Hoshiarpur: Dal Khalsa, a Sikh activists group, today said in a written press release that it’s overseas delegation met United Nation official in Geneva to engage the world body on contentious issues concerning the future of Punjab and its people.
“The delegation apprised the UN that ever since the Modi government came into power in 2014, space for dissent and freedom of expression has shrunk and hate-mongering and war-mongering is the order of the day” reads the statement.
Party spokesperson Kanwar Pal Singh who informed the media here about the meeting between Christine Chung, Human Rights Officer looking after Asia Pacific Section and their group representative at Geneva yesterday, said the objective of the meeting was to share our history and heritage with the United Nations to provide a thorough understanding of the perspective in which we make our present demands before it.
The memorandum submitted by Dal Khalsa UK and Swiss chapter heads Manmohan Singh Khalsa and Prithpal Singh blamed the Indian state for trampling of rights, tainting Sikhs, meddling in the religious affairs, legally and illegally looting our natural resources including water and crushing dissent through detentions and police fear.
In an opening para the hardliner Sikh body took a dig at UN bodies for doing very little in India and almost negligible in Punjab. “It will not be wrong to say that we are the backwaters of the world – a no man’s land where the international community is afraid to put its feet on”, reads the memo.

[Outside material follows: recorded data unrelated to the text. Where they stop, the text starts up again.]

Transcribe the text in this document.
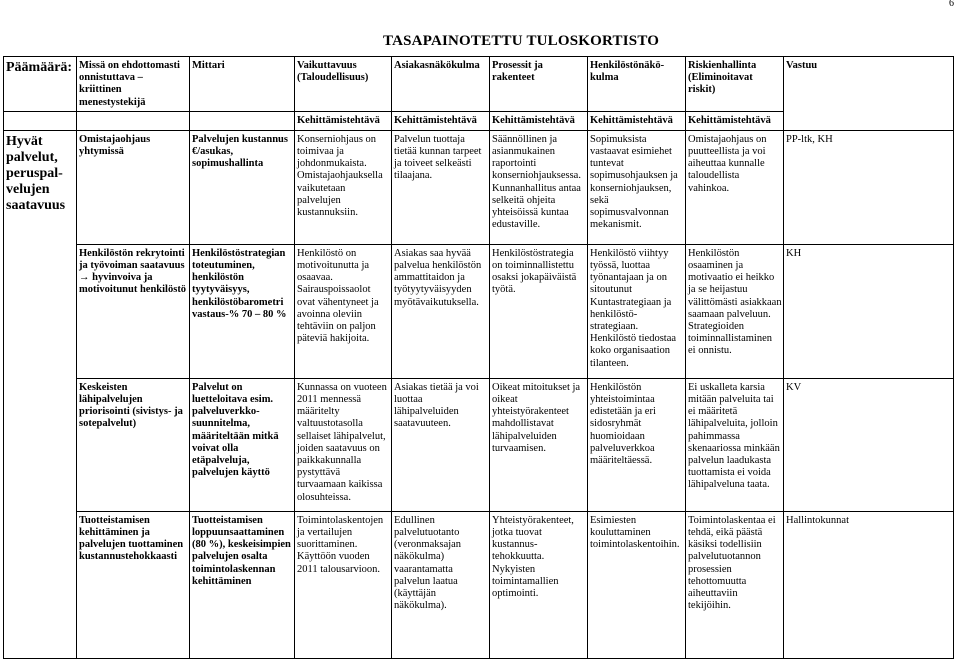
6
TASAPAINOTETTU TULOSKORTISTO
Päämäärä:	Missä on ehdottomasti onnistuttava – kriittinen menestystekijä	Mittari	Vaikuttavuus (Taloudellisuus)	Asiakasnäkökulma	Prosessit ja rakenteet	Henkilöstönäkö-kulma	Riskienhallinta (Eliminoitavat riskit)	Vastuu
			Kehittämistehtävä	Kehittämistehtävä	Kehittämistehtävä	Kehittämistehtävä	Kehittämistehtävä	
Hyvät palvelut, peruspal-velujen saatavuus	Omistajaohjaus yhtymissä	Palvelujen kustannus €/asukas, sopimushallinta	Konserniohjaus on toimivaa ja johdonmukaista. Omistajaohjauksella vaikutetaan palvelujen kustannuksiin.	Palvelun tuottaja tietää kunnan tarpeet ja toiveet selkeästi tilaajana.	Säännöllinen ja asianmukainen raportointi konserniohjauksessa. Kunnanhallitus antaa selkeitä ohjeita yhteisöissä kuntaa edustaville.	Sopimuksista vastaavat esimiehet tuntevat sopimusohjauksen ja konserniohjauksen, sekä sopimusvalvonnan mekanismit.	Omistajaohjaus on puutteellista ja voi aiheuttaa kunnalle taloudellista vahinkoa.	PP-ltk, KH
	Henkilöstön rekrytointi ja työvoiman saatavuus → hyvinvoiva ja motivoitunut henkilöstö	Henkilöstöstrategian toteutuminen, henkilöstön tyytyväisyys, henkilöstöbarometri vastaus-% 70 – 80 %	Henkilöstö on motivoitunutta ja osaavaa. Sairauspoissaolot ovat vähentyneet ja avoinna oleviin tehtäviin on paljon päteviä hakijoita.	Asiakas saa hyvää palvelua henkilöstön ammattitaidon ja työtyytyväisyyden myötävaikutuksella.	Henkilöstöstrategia on toiminnallistettu osaksi jokapäiväistä työtä.	Henkilöstö viihtyy työssä, luottaa työnantajaan ja on sitoutunut Kuntastrategiaan ja henkilöstö-strategiaan. Henkilöstö tiedostaa koko organisaation tilanteen.	Henkilöstön osaaminen ja motivaatio ei heikko ja se heijastuu välittömästi asiakkaan saamaan palveluun. Strategioiden toiminnallistaminen ei onnistu.	KH
	Keskeisten lähipalvelujen priorisointi (sivistys- ja sotepalvelut)	Palvelut on luetteloitava esim. palveluverkko-suunnitelma, määriteltään mitkä voivat olla etäpalveluja, palvelujen käyttö	Kunnassa on vuoteen 2011 mennessä määritelty valtuustotasolla sellaiset lähipalvelut, joiden saatavuus on paikkakunnalla pystyttävä turvaamaan kaikissa olosuhteissa.	Asiakas tietää ja voi luottaa lähipalveluiden saatavuuteen.	Oikeat mitoitukset ja oikeat yhteistyörakenteet mahdollistavat lähipalveluiden turvaamisen.	Henkilöstön yhteistoimintaa edistetään ja eri sidosryhmät huomioidaan palveluverkkoa määriteltäessä.	Ei uskalleta karsia mitään palveluita tai ei määritetä lähipalveluita, jolloin pahimmassa skenaariossa minkään palvelun laadukasta tuottamista ei voida lähipalveluna taata.	KV
	Tuotteistamisen kehittäminen ja palvelujen tuottaminen kustannustehokkaasti	Tuotteistamisen loppuunsaattaminen (80 %), keskeisimpien palvelujen osalta toimintolaskennan kehittäminen	Toimintolaskentojen ja vertailujen suorittaminen. Käyttöön vuoden 2011 talousarvioon.	Edullinen palvelutuotanto (veronmaksajan näkökulma) vaarantamatta palvelun laatua (käyttäjän näkökulma).	Yhteistyörakenteet, jotka tuovat kustannus-tehokkuutta. Nykyisten toimintamallien optimointi.	Esimiesten kouluttaminen toimintolaskentoihin.	Toimintolaskentaa ei tehdä, eikä päästä käsiksi todellisiin palvelutuotannon prosessien tehottomuutta aiheuttaviin tekijöihin.	Hallintokunnat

Anticipating that Supreme Court judgement on March 28 will be against the riparian rights of the people of Punjab, the Dal Khalsa memo explains in detail the background of how through its biased attitude and actions the government of India has systematically looted the waters resources and how the ghost of the SYL canal has cropped up again to haunt the people of Punjab.
Another serious issue that was discussed relates to Punjab sitting on an epidemic of drug abuse, with a clear complicity of the politician & police as drugs and substance are easily available. Dal Khalsa is of firm belief that because it affects Sikhs and Punjabi’s, the GoI was not taking concrete measures to curb the menace.
Referring to the decision of the newly formed Punjab government under Captain Amarinder Singh, about the setting up of ‘Commission of Inquiry’ to look into police excesses over the last 10 years, the delegation told UN official that this vindicate theirs stand that successive governments have been victimising political opponents and dissenters who disagree with them and who hold diametrically opposite political opinion and belief.
Whatever the ultimate fate of the UN resolution adopted by the HRC on 27 March, 2014 on rights abuses and war crimes in Sri Lanka, at least for once, the UN acted in South Asia. Seeking UN intervention, they asked UN officials to put the spotlight on India, irrespective of the size of the global market size of this vast country.